Wednesday: The market remains challenged by data versus hope. The data is weakening relative to earnings, growth, and outlook. The hope is the Fed will slow the rate of hiking interest rates… which they did on Wednesday… but, don’t count them out. Regardless, we will take what is offered and avoid the speculation that is. Stops raised on Wednesday move higher. Eyes open. Emotions removed. Mixed economic data has been mostly ignored. Sentiment has shifted to positive despite the data. We are a far way from seeing growth… my opinion, but we trade what the market gives not what we think. Yes, we have thoughts and beliefs, but we will always follow the trend on the charts and never fight the Fed. Managing our risk as we add and subtract trading positions based on the charts. The dollar turned lower on the Fed news and is likely to trend even lower from here. Interest rates fell to the 3.4% level on the ten-year bond it has my attention as it relates to the dollar and recession data. Optimism remains in play for now as we break through key resistance points on the charts technology and consumer leading. We saw a test of the move Monday… and a bounce back on Tuesday with the FOMC meeting Wednesday it moved higher… Thursday has my attention relative to a follow-through on the upside. META did its part to help after hours. Watching energy stocks with the weaker dollar. Take what is offered and manage the risk accordingly. Volatility closed at 17.8 as anxiety drops on the FOMC news. The money supply shifted to positive and watching looking forward. Volume remains above average. Stay focused and follow the money. Follow the Fed. Don’t assume anything and manage the risk that is. Watch for the volume, direction, sentiment, and volatility levels to lead you to what takes place. There are plenty of moving parts, we have to understand that truth/reality eventually plays out in the markets. Until then we will continue to take what is offered and manage the risk that is.

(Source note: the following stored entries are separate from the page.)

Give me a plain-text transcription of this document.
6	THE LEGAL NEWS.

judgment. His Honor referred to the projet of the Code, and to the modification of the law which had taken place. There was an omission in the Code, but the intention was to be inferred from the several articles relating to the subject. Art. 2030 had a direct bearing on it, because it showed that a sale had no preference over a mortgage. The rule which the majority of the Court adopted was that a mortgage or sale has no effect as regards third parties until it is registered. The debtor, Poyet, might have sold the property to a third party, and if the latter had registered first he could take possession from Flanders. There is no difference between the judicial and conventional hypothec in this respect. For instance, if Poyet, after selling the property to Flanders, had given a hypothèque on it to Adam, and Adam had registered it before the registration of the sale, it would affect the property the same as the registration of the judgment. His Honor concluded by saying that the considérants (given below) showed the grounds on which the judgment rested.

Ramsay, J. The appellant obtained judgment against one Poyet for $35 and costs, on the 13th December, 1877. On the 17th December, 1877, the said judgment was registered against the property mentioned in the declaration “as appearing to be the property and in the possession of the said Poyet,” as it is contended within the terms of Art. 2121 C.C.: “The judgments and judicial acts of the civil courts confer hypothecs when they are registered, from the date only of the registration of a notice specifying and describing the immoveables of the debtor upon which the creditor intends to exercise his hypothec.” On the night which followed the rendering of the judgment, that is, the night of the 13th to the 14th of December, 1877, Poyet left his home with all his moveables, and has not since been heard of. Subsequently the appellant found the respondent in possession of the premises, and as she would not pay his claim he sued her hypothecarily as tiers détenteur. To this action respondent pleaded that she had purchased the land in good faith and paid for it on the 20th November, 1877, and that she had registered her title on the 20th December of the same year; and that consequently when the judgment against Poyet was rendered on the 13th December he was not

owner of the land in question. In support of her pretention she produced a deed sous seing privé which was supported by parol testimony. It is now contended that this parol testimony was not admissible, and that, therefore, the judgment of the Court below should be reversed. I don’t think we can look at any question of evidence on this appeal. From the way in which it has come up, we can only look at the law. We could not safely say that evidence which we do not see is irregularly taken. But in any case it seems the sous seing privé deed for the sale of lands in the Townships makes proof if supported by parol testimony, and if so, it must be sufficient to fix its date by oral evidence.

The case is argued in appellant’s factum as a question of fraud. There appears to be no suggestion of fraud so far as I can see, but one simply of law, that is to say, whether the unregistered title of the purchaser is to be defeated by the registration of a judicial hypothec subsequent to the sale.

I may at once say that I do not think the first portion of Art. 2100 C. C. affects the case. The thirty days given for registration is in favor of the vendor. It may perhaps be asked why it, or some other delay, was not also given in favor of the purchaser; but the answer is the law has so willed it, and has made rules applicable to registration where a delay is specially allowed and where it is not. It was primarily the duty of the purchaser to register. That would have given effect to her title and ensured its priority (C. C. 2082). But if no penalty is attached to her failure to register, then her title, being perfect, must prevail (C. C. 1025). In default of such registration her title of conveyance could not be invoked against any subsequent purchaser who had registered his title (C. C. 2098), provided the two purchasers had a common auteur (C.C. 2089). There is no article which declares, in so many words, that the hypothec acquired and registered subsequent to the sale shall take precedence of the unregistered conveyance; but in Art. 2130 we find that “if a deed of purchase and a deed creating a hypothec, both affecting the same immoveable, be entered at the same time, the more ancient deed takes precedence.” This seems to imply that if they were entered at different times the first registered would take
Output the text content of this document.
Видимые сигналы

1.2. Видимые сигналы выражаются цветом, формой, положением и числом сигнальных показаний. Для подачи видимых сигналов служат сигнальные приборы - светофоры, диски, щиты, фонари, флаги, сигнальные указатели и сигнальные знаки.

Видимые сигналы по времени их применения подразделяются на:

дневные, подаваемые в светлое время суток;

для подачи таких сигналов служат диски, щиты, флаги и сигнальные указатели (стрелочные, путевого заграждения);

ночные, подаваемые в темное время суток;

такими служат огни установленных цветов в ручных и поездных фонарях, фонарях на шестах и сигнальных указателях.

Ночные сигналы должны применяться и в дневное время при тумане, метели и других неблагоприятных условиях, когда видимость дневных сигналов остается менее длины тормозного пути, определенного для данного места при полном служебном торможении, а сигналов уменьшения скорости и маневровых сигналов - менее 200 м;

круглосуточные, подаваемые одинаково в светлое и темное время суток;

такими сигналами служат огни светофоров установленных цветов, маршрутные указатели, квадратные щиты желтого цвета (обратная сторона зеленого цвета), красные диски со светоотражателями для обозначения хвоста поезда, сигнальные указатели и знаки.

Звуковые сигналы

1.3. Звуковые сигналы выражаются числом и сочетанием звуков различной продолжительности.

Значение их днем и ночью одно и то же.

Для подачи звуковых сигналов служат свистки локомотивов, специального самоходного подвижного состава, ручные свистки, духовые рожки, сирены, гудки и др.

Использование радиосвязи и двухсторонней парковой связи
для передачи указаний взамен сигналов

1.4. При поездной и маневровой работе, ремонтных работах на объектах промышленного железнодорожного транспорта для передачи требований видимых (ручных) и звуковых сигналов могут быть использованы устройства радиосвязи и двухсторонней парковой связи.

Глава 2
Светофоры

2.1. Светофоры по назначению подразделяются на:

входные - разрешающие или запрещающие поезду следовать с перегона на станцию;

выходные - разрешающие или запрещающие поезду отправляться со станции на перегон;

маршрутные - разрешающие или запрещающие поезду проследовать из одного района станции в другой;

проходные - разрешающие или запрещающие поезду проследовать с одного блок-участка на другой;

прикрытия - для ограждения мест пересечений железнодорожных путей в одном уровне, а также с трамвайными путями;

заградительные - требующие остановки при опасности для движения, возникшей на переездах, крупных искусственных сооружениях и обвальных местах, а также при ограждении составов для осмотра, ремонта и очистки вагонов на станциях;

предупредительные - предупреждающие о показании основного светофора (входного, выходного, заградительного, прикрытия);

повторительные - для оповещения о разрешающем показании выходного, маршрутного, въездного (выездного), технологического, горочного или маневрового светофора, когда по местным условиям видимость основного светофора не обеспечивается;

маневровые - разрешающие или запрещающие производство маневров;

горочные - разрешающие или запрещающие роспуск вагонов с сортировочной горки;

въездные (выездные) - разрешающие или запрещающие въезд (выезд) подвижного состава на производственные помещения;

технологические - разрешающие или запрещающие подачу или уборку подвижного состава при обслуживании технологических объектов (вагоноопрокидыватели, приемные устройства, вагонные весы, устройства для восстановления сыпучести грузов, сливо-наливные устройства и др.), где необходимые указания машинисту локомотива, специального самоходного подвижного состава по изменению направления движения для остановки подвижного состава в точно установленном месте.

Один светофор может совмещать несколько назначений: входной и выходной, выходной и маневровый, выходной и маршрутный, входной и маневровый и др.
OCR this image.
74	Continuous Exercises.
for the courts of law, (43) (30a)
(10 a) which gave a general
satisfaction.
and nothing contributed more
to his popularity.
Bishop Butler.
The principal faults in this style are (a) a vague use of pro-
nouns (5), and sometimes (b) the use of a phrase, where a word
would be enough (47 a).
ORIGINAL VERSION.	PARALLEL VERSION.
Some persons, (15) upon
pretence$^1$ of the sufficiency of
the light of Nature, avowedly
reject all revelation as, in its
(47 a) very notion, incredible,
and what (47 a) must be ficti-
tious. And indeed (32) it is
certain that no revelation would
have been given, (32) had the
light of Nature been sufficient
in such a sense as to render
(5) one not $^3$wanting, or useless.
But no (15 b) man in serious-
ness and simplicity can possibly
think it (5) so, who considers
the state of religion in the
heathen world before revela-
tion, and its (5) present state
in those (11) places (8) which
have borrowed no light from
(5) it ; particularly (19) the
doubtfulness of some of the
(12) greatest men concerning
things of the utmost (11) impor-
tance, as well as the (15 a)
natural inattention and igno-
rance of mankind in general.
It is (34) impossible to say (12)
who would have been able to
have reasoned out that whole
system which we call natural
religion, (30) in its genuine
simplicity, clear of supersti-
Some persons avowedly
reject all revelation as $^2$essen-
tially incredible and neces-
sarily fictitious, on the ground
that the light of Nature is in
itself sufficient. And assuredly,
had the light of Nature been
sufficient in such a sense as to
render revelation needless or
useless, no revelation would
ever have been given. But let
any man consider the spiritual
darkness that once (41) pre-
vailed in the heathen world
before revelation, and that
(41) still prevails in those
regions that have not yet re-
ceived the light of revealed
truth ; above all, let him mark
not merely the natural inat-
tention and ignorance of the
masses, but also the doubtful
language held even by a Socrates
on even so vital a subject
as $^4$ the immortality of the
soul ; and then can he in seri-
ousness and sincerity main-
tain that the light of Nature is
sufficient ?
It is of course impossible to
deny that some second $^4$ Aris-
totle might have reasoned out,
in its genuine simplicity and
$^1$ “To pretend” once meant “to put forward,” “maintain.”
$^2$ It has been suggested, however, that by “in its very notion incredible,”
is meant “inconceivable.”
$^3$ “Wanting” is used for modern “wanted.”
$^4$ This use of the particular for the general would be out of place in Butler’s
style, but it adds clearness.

As stated above we continue to watch and take what is offered. Our longer-term view is still negative, but nothing goes straight down or up… there are always positive and negative swings in a longer-term trend. Recession talks are turning towards stagflation of late which could be worse for consumers as it tends to last longer with a slow negative effect. We remain focused on short-term trades until there is directional clarity. The charts are showing a short-term trend reversal… technology and consumer discretionary have led the move. Semiconductors have performed well but earnings are showing weakness currently. The key remains, know where you are now, know what is happening now, and know what is on the horizon… act accordingly. The goal now is to manage the risk of positions, take what is offered… short or long, and then manage the risk.

“Vision without action is a daydream… Action without vision is a nightmare.” Japanese proverb

The goal of these notes is to allow you, the investor, to learn how to see the market development as the progression through the sector develops based on news, speculation, and data. Data drives long-term results and develops trends… speculation and news are short-term drivers and offer higher-risk trading opportunities. Through the use of both technical and fundamental data, we can have greater confidence in our trading strategies with a disciplined approach to investing and managing the risk of our money.